Barbara Loden who later went on to marry Kazan in real-life is a scene-stealer as well playing Hingle’s rebellious, flapper daughter Ginny. Her meltdown at a New Year’s Eve party is memorable, but the character then disappears midway through and is never seen again. There is an eventual brief explanation of her whereabouts, but I felt a scene with her at the end was definitely needed.
Wood looks quite possibly at her most beautiful here both with long hair during the first half and then with a short cut during the second part. Beatty makes an outstanding film debut. Usually he is best playing detached characters, but here he plays an emotional one and does it surprisingly well.
The film features a high amount of first time performances from actors who all look very, very young. Phyllis Diller can be seen briefly as a nightclub comedienne. Ivor Francis makes his film debut as Wood’s psychiatrist and Sandy Dennis can be spotted as Wood’s classmate while Martine Bartlett makes her debut as an exasperated English teacher. There is also Zohra Lampert as a waitress explaining to Beatty what pizza is while he tells her about Kansas and you can very briefly spot Eugene Roche and even Godfrey Cambridge.
The film makes some great statements about learning to adjust to life’s twists and turns and living in situations that are not the most fulfilling.
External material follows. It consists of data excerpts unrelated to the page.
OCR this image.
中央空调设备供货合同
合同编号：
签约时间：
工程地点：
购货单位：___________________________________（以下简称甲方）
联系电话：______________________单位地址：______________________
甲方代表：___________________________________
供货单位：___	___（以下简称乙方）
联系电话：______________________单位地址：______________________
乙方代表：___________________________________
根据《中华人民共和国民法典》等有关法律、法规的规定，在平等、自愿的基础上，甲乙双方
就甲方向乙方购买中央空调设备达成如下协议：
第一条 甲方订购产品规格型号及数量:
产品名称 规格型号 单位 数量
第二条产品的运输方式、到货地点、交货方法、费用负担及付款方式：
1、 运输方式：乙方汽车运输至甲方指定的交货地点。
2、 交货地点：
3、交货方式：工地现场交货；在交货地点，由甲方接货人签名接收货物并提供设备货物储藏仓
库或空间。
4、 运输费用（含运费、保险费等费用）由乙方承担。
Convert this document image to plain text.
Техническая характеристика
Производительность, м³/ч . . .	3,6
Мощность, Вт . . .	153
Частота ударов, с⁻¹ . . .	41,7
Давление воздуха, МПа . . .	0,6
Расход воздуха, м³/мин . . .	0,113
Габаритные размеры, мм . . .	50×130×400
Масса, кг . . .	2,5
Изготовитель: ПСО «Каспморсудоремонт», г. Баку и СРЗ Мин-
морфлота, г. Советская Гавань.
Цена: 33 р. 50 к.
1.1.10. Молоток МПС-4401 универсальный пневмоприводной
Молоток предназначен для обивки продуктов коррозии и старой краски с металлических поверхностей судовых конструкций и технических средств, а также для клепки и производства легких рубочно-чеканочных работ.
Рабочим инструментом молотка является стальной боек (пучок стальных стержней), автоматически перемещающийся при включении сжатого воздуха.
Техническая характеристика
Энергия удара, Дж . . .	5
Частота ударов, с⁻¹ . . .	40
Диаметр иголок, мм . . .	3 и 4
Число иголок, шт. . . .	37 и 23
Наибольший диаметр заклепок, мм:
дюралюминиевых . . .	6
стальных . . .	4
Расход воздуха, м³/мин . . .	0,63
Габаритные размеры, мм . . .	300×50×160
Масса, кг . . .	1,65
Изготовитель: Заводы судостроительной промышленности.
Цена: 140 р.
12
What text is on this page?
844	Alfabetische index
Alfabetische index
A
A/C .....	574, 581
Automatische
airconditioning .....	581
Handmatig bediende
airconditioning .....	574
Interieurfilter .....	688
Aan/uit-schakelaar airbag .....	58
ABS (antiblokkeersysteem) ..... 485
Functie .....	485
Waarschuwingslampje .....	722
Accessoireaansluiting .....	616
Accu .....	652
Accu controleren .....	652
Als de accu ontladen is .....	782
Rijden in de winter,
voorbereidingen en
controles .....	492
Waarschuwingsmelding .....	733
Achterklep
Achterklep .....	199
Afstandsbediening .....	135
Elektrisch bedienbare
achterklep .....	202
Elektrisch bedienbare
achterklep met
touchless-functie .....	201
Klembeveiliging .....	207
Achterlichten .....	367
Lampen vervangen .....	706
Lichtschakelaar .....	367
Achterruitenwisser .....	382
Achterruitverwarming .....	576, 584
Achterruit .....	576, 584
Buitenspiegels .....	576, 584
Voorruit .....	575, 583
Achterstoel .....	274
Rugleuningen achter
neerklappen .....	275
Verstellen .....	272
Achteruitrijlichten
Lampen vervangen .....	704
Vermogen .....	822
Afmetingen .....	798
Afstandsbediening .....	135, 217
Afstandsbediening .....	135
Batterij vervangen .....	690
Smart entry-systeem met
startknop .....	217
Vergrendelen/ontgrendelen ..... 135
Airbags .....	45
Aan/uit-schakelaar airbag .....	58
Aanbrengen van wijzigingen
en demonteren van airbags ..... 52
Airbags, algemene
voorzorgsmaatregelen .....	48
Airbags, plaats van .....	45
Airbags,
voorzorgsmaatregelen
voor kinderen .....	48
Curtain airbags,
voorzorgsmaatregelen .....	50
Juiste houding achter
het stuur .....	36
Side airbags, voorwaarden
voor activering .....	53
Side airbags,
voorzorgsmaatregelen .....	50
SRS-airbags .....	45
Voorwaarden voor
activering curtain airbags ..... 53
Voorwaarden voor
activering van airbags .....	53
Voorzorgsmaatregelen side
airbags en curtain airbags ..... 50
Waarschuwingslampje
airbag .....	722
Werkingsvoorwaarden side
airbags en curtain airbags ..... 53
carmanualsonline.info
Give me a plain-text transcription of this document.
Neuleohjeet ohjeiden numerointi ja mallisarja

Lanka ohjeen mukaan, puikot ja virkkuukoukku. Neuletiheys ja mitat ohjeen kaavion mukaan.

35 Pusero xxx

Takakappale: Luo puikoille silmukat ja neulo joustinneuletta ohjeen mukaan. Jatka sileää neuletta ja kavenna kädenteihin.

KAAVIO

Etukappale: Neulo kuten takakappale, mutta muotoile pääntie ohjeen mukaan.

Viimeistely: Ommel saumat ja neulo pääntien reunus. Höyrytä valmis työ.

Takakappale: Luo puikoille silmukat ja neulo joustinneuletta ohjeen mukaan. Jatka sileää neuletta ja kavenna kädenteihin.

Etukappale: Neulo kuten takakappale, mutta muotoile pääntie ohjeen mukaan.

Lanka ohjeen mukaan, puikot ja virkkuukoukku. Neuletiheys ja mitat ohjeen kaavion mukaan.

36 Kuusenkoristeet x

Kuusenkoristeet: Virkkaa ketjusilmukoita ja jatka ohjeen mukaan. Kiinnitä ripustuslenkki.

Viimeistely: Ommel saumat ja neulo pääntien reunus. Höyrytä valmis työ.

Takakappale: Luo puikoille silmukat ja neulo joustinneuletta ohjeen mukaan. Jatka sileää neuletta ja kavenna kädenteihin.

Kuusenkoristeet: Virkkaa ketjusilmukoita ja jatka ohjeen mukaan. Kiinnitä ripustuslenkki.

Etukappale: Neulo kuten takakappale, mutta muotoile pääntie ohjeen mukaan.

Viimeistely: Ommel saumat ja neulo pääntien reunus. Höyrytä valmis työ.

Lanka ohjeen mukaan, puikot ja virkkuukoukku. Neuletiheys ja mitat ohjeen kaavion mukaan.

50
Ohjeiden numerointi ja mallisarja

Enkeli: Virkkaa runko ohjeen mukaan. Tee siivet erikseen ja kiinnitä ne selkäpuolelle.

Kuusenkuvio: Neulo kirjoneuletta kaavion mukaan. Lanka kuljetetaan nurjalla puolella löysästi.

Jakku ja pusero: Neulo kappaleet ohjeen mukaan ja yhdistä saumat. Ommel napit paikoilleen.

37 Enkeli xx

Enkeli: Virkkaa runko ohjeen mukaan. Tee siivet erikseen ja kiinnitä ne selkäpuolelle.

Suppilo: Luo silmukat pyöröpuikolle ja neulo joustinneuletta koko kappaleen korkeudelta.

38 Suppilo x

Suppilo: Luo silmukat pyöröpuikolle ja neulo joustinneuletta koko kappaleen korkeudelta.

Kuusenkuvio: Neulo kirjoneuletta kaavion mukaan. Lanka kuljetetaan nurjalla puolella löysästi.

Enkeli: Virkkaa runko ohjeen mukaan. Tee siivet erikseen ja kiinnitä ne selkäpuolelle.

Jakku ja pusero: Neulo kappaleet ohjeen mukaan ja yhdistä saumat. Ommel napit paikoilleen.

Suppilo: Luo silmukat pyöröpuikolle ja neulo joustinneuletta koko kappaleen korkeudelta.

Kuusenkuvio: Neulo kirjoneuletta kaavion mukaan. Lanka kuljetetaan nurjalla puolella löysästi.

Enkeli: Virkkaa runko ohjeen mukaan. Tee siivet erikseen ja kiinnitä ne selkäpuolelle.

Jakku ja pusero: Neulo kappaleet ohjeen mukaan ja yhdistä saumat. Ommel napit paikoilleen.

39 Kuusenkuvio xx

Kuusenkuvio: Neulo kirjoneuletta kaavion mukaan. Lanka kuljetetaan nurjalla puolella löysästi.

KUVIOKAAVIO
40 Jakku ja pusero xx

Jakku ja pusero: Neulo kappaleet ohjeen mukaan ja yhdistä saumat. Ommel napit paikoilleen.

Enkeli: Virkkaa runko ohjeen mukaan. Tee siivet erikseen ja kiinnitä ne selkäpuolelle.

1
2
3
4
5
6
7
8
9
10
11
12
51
Inge, who based many of these characters on people he knew growing up, shows a keen understanding for human nature and his script won a much deserved Oscar.
My Rating: 7 out of 10
Released: October 10, 1961
Runtime: 2Hours 4Minutes
Director: Elia Kazan
Studio: Warner Brothers
Available: DVD, Amazon Instant Video, YouTube
Get the girl a vibrator
Did they have vibrators back then?
Vibrators were developed in the 1800s Adds for Vibratile appeared as early as 1899. There is a film and a play about Joseph Mortimer Granville the man who developed the vibrator though he was not the first. My question would be did all kids have cars back in 1928? Indeed, how many people owned cars back then. That aspect of the film makes it seem more like the car culture of the 50s and 60s as seen in American Graffiti.
Thanks for your response. I had no idea about the history of vibrators. Interesting.